In one instance, West likens Aztec society to the modern welfare state: “They were ... a people of genius and could even be counted as virtuous too, for though the state was oppressive and greedy, they were at least diligent in their paternalism. The poor were fed when the hungry season came.” And in another, she focuses on the influence of Islam. Reminding us of Spain’s Islamic past and of the Turks’ maritime power in the days of Ferdinand and Isabella, West analyzes Isabella’s thinking on slavery. The queen did not favor it: “It was a cardinal point of morality at that time, so many Christians had found themselves slaves in Moslem hands. But she was at the same time faced with the reluctance of the Indians to give their labour to the invaders as freemen.” West speculates that Isabella felt obliged to make concessions to the demands of the conquistadors to keep them loyal at a time when they might well have defected to join the Turks. Far-fetched? Perhaps. But a good instance of West’s capacity for seeking out connections.

And who but West would offer this account of the differences among three forms of leftist ideology? “[Anarchism] was the most fashionable of all socialist theories .... To apply the current test, it would certainly have been asked to a Truman Capote party, while Marxism, though well established, was just a little too dowdy for that, and social democracy, of the sort which has won in Great Britain, would never have hoped to do more than read about the festivities in the newspapers.”

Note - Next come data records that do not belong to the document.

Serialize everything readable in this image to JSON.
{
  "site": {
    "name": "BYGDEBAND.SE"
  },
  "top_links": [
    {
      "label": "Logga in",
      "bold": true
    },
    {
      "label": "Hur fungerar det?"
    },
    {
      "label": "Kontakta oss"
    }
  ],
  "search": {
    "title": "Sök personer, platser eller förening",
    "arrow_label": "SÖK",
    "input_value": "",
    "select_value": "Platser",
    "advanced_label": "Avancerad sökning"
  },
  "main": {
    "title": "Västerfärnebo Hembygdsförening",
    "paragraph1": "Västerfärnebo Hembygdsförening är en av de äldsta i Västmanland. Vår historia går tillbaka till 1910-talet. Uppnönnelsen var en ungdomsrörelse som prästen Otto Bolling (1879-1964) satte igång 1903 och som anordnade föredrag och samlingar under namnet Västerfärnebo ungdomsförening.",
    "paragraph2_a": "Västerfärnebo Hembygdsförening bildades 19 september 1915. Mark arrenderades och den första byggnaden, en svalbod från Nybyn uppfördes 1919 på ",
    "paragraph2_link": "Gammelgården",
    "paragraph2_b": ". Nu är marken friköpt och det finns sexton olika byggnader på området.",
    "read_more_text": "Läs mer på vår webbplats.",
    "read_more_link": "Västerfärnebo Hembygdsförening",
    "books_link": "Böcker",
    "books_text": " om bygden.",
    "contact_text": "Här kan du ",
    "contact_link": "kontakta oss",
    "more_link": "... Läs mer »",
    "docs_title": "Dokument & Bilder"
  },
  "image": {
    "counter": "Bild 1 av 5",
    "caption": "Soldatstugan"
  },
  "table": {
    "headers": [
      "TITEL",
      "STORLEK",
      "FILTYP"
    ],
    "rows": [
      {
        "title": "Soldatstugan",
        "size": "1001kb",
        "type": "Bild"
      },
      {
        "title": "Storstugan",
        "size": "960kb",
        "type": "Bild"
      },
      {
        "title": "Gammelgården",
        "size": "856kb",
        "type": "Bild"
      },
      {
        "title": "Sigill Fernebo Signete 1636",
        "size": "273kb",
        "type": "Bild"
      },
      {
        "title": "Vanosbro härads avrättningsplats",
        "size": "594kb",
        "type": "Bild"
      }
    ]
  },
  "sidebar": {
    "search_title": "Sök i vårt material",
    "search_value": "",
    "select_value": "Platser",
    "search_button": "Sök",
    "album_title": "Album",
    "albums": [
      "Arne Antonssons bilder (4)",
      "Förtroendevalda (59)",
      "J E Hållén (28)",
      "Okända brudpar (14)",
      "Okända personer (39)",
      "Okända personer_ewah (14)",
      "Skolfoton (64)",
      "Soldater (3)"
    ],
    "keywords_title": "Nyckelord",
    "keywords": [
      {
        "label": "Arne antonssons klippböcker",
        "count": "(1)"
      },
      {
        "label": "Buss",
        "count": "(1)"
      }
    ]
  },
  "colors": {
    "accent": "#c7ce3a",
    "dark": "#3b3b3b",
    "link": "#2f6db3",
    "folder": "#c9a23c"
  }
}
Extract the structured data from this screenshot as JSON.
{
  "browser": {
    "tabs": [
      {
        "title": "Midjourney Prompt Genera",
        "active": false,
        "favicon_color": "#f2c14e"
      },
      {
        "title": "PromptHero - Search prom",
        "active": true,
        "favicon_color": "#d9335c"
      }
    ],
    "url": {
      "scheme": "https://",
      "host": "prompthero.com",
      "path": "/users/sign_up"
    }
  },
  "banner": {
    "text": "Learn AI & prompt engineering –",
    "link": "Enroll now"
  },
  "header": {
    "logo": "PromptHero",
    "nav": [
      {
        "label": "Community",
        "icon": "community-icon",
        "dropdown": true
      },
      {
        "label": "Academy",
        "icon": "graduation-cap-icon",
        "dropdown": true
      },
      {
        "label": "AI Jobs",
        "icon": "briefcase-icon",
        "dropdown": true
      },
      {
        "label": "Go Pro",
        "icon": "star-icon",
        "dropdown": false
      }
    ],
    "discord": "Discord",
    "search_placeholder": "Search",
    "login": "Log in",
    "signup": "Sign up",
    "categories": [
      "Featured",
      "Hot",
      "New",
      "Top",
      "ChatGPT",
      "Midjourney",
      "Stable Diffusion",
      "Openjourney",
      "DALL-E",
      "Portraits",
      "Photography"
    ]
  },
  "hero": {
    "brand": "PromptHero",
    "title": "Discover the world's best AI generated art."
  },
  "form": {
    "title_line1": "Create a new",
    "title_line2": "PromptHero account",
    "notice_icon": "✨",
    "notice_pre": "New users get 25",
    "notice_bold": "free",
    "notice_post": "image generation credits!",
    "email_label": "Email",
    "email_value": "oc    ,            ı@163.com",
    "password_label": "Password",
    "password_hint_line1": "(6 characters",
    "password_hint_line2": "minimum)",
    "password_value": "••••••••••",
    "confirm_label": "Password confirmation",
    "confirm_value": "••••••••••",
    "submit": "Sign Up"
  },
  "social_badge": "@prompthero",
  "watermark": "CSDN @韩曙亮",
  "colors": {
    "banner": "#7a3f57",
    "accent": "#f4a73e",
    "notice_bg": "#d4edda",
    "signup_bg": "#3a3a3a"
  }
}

Although West is in many ways an extravagant writer, easily borne aloft by her own dynamism and enthusiasm, she has an underlying sense of the gravity of life on earth and the mystery of what lies beyond it. Commenting on the similarities between the long-suffering Aztec deity Quetzalcoatl and Jesus Christ, she is moved to observe: “[O]ne can think that all over the world and in all ages men may dream the same dreams, the least, insignificant detail of which must, by that token, have a significance even when our reason cannot recognise it.” West’s deeply personal take on Mexico is ultimately a meditation on the meaning of life itself.